La part prise dans l’appareil étatique par la communauté alaouite (13 p. 100 de la population) à laquelle appartiennent le chef de l’État et de nombreux officiers et fonctionnaires, et par les autres minorités, druze et chrétienne, n’est pas de nature à contenter une population formée de 82 p. 100 de sunnites. L’intervention syrienne au Liban, entreprise pour des raisons stratégiques mais aussi confessionnelles, conforte, au sein de l’opposition, le sentiment que le pouvoir, gagné par la corruption, est uniquement soucieux de préserver les privilèges d’une minorité établie dans une forteresse soigneusement défendue. Le général Assad, dont le sens politique est aigu, tente au cours de l’été de 1977, mais en vain, de moraliser son régime.
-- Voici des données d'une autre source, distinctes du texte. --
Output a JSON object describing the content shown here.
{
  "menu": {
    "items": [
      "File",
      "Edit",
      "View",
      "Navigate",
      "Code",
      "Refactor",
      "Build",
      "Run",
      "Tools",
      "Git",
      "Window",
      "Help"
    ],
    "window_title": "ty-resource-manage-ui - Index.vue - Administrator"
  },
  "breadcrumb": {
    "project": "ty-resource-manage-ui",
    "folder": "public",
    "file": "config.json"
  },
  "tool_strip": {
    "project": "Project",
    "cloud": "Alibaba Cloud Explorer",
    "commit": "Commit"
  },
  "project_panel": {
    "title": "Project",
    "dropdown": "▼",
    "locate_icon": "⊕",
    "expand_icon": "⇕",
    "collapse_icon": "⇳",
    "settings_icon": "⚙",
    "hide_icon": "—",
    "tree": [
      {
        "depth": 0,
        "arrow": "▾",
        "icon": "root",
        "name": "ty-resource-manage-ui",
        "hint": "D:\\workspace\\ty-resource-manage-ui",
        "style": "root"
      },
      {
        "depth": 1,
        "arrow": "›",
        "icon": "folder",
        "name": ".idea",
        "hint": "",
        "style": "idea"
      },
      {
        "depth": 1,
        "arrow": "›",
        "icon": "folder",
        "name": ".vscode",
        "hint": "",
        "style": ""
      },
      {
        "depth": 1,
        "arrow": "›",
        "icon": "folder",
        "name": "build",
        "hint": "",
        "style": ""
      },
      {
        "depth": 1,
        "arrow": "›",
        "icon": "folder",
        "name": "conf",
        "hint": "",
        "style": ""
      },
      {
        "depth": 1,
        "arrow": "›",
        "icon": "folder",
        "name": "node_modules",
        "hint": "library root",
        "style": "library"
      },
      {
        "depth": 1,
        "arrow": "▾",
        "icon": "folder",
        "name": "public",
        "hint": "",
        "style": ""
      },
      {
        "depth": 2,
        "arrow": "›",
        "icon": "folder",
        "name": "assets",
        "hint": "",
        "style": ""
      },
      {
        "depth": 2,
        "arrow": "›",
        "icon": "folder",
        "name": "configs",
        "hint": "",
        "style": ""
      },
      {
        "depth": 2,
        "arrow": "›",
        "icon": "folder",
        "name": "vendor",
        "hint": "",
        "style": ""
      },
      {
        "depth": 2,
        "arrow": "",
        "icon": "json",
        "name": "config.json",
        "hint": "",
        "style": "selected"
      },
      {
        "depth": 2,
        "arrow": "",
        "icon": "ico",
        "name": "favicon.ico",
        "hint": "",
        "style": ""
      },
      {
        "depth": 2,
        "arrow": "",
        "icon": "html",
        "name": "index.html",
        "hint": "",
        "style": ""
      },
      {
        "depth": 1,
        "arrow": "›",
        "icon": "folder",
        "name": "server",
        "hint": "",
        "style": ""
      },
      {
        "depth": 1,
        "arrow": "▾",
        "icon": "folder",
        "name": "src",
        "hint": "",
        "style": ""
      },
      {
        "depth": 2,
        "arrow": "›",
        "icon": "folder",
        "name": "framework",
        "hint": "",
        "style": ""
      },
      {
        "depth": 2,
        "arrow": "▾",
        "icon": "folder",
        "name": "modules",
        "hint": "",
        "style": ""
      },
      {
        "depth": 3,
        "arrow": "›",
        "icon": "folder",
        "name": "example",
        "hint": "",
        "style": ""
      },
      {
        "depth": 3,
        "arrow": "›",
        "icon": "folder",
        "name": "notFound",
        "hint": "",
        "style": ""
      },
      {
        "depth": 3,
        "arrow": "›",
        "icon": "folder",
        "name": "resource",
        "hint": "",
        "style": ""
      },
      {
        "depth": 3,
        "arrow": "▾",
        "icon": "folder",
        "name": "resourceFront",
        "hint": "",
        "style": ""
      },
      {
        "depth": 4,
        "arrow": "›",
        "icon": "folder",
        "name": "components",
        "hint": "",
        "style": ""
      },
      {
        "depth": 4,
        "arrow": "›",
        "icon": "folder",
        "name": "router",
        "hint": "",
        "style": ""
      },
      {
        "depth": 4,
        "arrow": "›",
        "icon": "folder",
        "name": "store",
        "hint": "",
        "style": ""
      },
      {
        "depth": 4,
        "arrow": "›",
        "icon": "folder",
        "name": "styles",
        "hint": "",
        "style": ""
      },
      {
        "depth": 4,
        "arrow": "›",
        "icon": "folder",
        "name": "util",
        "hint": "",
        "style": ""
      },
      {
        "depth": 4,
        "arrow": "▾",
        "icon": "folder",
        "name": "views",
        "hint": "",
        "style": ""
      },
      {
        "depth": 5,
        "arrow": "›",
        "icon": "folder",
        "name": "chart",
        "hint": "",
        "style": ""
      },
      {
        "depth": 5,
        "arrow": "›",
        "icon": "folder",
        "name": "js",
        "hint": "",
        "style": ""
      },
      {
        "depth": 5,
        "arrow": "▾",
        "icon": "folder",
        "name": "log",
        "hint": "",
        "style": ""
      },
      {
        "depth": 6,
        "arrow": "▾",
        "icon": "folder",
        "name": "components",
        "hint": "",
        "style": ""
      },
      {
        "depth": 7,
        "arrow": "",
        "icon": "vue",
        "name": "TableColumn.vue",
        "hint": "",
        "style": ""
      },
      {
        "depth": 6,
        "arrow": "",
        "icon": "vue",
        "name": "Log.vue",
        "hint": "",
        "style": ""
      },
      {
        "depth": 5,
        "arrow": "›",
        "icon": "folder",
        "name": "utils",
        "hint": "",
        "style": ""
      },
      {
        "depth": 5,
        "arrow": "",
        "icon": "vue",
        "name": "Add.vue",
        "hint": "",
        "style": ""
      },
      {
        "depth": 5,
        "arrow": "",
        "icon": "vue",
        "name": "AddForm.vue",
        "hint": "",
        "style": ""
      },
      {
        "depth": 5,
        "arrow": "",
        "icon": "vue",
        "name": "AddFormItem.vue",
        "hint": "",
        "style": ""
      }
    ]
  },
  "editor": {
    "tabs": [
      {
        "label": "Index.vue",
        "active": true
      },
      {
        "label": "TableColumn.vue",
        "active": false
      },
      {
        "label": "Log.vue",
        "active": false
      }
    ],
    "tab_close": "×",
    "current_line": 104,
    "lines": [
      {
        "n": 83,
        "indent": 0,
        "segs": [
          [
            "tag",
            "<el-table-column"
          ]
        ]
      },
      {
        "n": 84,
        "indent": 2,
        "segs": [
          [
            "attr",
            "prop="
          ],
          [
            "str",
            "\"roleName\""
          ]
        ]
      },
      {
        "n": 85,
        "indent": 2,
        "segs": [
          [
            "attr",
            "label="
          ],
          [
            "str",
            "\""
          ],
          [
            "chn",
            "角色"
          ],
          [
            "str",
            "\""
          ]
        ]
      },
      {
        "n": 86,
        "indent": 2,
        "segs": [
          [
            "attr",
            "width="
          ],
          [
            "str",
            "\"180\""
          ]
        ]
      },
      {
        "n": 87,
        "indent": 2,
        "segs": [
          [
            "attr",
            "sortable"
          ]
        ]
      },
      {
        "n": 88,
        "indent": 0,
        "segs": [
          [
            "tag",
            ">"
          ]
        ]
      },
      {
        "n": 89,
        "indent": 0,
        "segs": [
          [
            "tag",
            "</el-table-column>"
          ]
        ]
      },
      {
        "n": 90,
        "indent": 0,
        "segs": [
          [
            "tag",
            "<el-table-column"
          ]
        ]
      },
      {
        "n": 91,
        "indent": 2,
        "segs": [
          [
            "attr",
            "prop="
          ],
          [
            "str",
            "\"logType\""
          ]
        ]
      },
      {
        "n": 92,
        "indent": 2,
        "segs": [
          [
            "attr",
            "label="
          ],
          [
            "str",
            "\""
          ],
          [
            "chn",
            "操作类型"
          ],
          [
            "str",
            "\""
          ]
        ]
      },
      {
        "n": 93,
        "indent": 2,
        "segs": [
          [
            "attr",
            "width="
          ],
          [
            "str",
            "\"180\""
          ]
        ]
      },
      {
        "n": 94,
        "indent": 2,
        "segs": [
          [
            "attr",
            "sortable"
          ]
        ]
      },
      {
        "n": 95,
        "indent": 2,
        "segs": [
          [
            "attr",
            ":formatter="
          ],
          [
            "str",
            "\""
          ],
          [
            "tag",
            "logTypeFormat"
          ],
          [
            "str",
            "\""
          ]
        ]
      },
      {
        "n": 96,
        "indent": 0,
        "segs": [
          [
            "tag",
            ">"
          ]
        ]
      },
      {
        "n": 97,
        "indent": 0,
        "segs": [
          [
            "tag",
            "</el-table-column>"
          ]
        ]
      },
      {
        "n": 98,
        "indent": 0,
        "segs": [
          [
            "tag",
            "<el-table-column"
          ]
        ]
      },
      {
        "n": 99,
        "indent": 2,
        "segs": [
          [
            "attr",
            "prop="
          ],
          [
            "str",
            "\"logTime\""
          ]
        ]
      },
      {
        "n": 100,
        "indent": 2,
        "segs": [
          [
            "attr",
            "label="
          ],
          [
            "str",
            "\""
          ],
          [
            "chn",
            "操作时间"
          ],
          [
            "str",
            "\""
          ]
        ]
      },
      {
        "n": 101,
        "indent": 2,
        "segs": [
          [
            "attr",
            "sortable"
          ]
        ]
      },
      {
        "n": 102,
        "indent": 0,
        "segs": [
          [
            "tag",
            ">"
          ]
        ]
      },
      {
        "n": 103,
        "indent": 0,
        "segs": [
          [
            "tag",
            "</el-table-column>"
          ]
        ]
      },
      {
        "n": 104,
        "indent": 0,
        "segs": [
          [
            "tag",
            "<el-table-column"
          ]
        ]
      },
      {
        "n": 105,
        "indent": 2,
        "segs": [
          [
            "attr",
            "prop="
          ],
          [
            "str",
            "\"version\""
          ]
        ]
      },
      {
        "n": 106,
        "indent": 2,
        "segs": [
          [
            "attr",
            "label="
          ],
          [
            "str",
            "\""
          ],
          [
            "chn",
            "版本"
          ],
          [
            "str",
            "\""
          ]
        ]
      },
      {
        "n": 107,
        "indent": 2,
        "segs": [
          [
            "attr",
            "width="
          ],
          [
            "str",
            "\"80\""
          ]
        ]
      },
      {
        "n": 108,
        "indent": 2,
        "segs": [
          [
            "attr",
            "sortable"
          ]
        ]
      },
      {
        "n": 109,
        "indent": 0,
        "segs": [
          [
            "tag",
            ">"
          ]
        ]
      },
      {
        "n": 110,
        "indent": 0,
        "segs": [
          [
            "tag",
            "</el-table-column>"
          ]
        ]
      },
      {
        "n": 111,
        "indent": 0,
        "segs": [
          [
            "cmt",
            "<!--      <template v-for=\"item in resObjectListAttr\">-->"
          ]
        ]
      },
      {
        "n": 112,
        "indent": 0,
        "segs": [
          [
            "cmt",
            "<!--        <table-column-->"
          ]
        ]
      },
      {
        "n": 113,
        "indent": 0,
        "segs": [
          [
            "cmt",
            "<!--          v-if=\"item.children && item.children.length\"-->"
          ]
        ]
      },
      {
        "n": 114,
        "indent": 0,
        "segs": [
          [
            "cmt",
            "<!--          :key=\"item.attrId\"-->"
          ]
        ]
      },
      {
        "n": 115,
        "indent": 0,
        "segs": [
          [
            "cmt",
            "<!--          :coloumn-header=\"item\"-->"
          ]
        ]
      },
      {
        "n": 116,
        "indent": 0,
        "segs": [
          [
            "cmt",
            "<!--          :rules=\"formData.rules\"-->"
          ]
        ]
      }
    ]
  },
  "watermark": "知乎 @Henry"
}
Un regain de ferveur islamique (l’islam n’est pas religion d’État), perceptible depuis 1976, et dont les Frères musulmans sont les principaux artisans (massacre d’Alep, le 16 juin 1979, et émeutes de Lattaquiéh des 30 et 31 août 1979), et l’opposition laïque (l’Union socialiste arabe d’abord), à l’audience populaire limitée mais présente dans les milieux intellectuels, dénoncent le «pouvoir alaouite, militaire et baassiste». La formation, en mars 1978, d’un nouveau gouvernement dirigé par un sunnite, Mohammed Ali al-Halabi, peu différent du précédent, est à cet égard sans signification particulière. Reconduit en février 1978 pour un autre mandat de sept ans (99,6 p. 100 des voix), le général Assad doit prendre en considération une contestation qui gagne même, au début de 1979, quelques cadres de l’armée, sans pour autant que le régime paraisse sérieusement menacé.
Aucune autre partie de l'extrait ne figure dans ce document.